Von der Leyen declaró: «Ver cómo está el mundo no reduce nuestra determinación para luchar por el mundo que queremos. La Unión Europea se fundó como un proyecto de paz. Nuestro compromiso inquebrantable con la paz, con los principios de la Carta de Naciones Unidas y con el derecho internacional es tan central hoy como lo fue en nuestra creación. Siempre defenderemos estos principios».
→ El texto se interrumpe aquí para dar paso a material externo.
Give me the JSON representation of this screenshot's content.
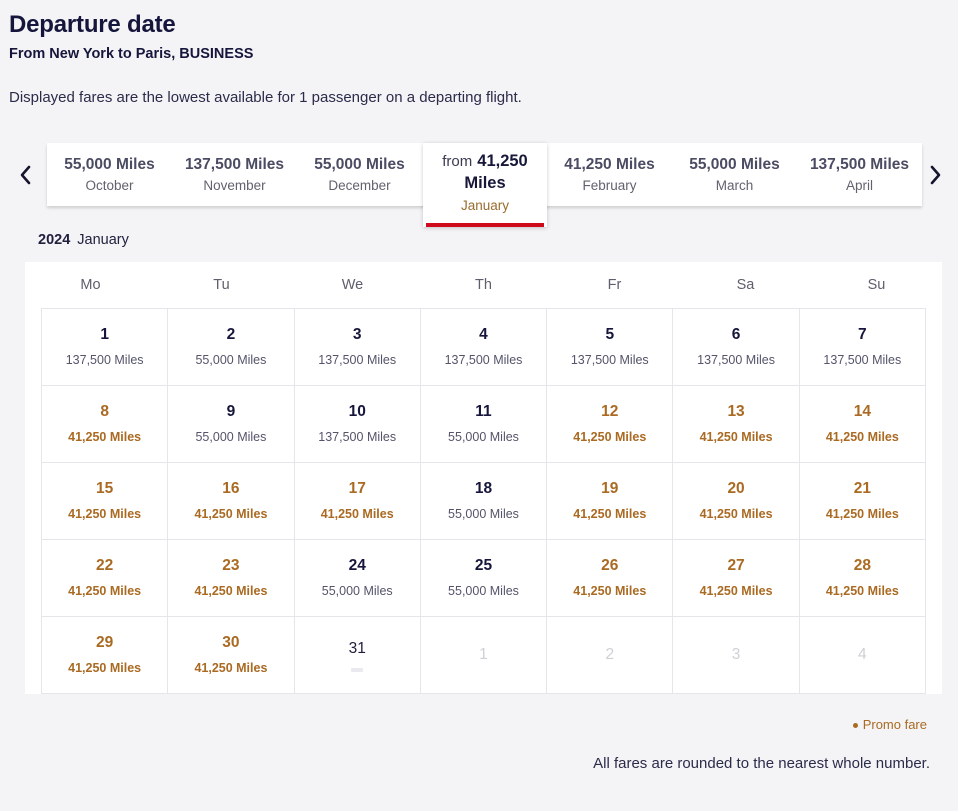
{
  "header": {
    "title": "Departure date",
    "subtitle": "From New York to Paris, BUSINESS",
    "intro": "Displayed fares are the lowest available for 1 passenger on a departing flight."
  },
  "carousel": {
    "prev_icon": "chevron-left-icon",
    "next_icon": "chevron-right-icon",
    "months_before": [
      {
        "miles": "55,000 Miles",
        "month": "October"
      },
      {
        "miles": "137,500 Miles",
        "month": "November"
      },
      {
        "miles": "55,000 Miles",
        "month": "December"
      }
    ],
    "active": {
      "from_word": "from",
      "amount": "41,250",
      "unit": "Miles",
      "month": "January",
      "underline_color": "#cf0a1b"
    },
    "months_after": [
      {
        "miles": "41,250 Miles",
        "month": "February"
      },
      {
        "miles": "55,000 Miles",
        "month": "March"
      },
      {
        "miles": "137,500 Miles",
        "month": "April"
      }
    ]
  },
  "calendar": {
    "year": "2024",
    "month": "January",
    "weekdays": [
      "Mo",
      "Tu",
      "We",
      "Th",
      "Fr",
      "Sa",
      "Su"
    ],
    "weeks": [
      [
        {
          "day": "1",
          "fare": "137,500 Miles",
          "state": "normal"
        },
        {
          "day": "2",
          "fare": "55,000 Miles",
          "state": "normal"
        },
        {
          "day": "3",
          "fare": "137,500 Miles",
          "state": "normal"
        },
        {
          "day": "4",
          "fare": "137,500 Miles",
          "state": "normal"
        },
        {
          "day": "5",
          "fare": "137,500 Miles",
          "state": "normal"
        },
        {
          "day": "6",
          "fare": "137,500 Miles",
          "state": "normal"
        },
        {
          "day": "7",
          "fare": "137,500 Miles",
          "state": "normal"
        }
      ],
      [
        {
          "day": "8",
          "fare": "41,250 Miles",
          "state": "promo"
        },
        {
          "day": "9",
          "fare": "55,000 Miles",
          "state": "normal"
        },
        {
          "day": "10",
          "fare": "137,500 Miles",
          "state": "normal"
        },
        {
          "day": "11",
          "fare": "55,000 Miles",
          "state": "normal"
        },
        {
          "day": "12",
          "fare": "41,250 Miles",
          "state": "promo"
        },
        {
          "day": "13",
          "fare": "41,250 Miles",
          "state": "promo"
        },
        {
          "day": "14",
          "fare": "41,250 Miles",
          "state": "promo"
        }
      ],
      [
        {
          "day": "15",
          "fare": "41,250 Miles",
          "state": "promo"
        },
        {
          "day": "16",
          "fare": "41,250 Miles",
          "state": "promo"
        },
        {
          "day": "17",
          "fare": "41,250 Miles",
          "state": "promo"
        },
        {
          "day": "18",
          "fare": "55,000 Miles",
          "state": "normal"
        },
        {
          "day": "19",
          "fare": "41,250 Miles",
          "state": "promo"
        },
        {
          "day": "20",
          "fare": "41,250 Miles",
          "state": "promo"
        },
        {
          "day": "21",
          "fare": "41,250 Miles",
          "state": "promo"
        }
      ],
      [
        {
          "day": "22",
          "fare": "41,250 Miles",
          "state": "promo"
        },
        {
          "day": "23",
          "fare": "41,250 Miles",
          "state": "promo"
        },
        {
          "day": "24",
          "fare": "55,000 Miles",
          "state": "normal"
        },
        {
          "day": "25",
          "fare": "55,000 Miles",
          "state": "normal"
        },
        {
          "day": "26",
          "fare": "41,250 Miles",
          "state": "promo"
        },
        {
          "day": "27",
          "fare": "41,250 Miles",
          "state": "promo"
        },
        {
          "day": "28",
          "fare": "41,250 Miles",
          "state": "promo"
        }
      ],
      [
        {
          "day": "29",
          "fare": "41,250 Miles",
          "state": "promo"
        },
        {
          "day": "30",
          "fare": "41,250 Miles",
          "state": "promo"
        },
        {
          "day": "31",
          "fare": "",
          "state": "plain"
        },
        {
          "day": "1",
          "fare": "",
          "state": "muted"
        },
        {
          "day": "2",
          "fare": "",
          "state": "muted"
        },
        {
          "day": "3",
          "fare": "",
          "state": "muted"
        },
        {
          "day": "4",
          "fare": "",
          "state": "muted"
        }
      ]
    ]
  },
  "footer": {
    "promo_legend": "Promo fare",
    "promo_color": "#aa6a22",
    "rounding_note": "All fares are rounded to the nearest whole number."
  }
}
Estas declaraciones se producen en un contexto de controversia, tras un discurso anterior de la presidenta el pasado lunes, en el que había sugerido que Europa ya no podía seguir siendo la guardiana del antiguo orden mundial ni depender únicamente de un «sistema basado en normas» para proteger sus intereses. Dichas afirmaciones generaron reacciones dentro de la propia Unión Europea, con el Gobierno de España, la vicepresidenta de la Comisión Europea, Teresa Ribera, y el presidente del Consejo Europeo, António Costa, instando a reforzar la defensa del orden internacional sustentado en los principios de la ONU, establecido tras el final de la Segunda Guerra Mundial.
En otro punto de su discurso del miércoles, Von der Leyen se refirió a la situación en Irán, manifestando que «nadie debe derramar ni una lágrima» por la caída de un régimen que, según sus palabras, ha reprimido a su población, patrocinado actos terroristas en la región y brindado apoyo a Rusia en la guerra contra Ucrania. Asimismo, expresó su esperanza de que «este momento pueda abrir un camino hacia un Irán libre», concluyendo que «eso es lo que merece el pueblo iraní: libertad, dignidad y el derecho a decidir su propio futuro».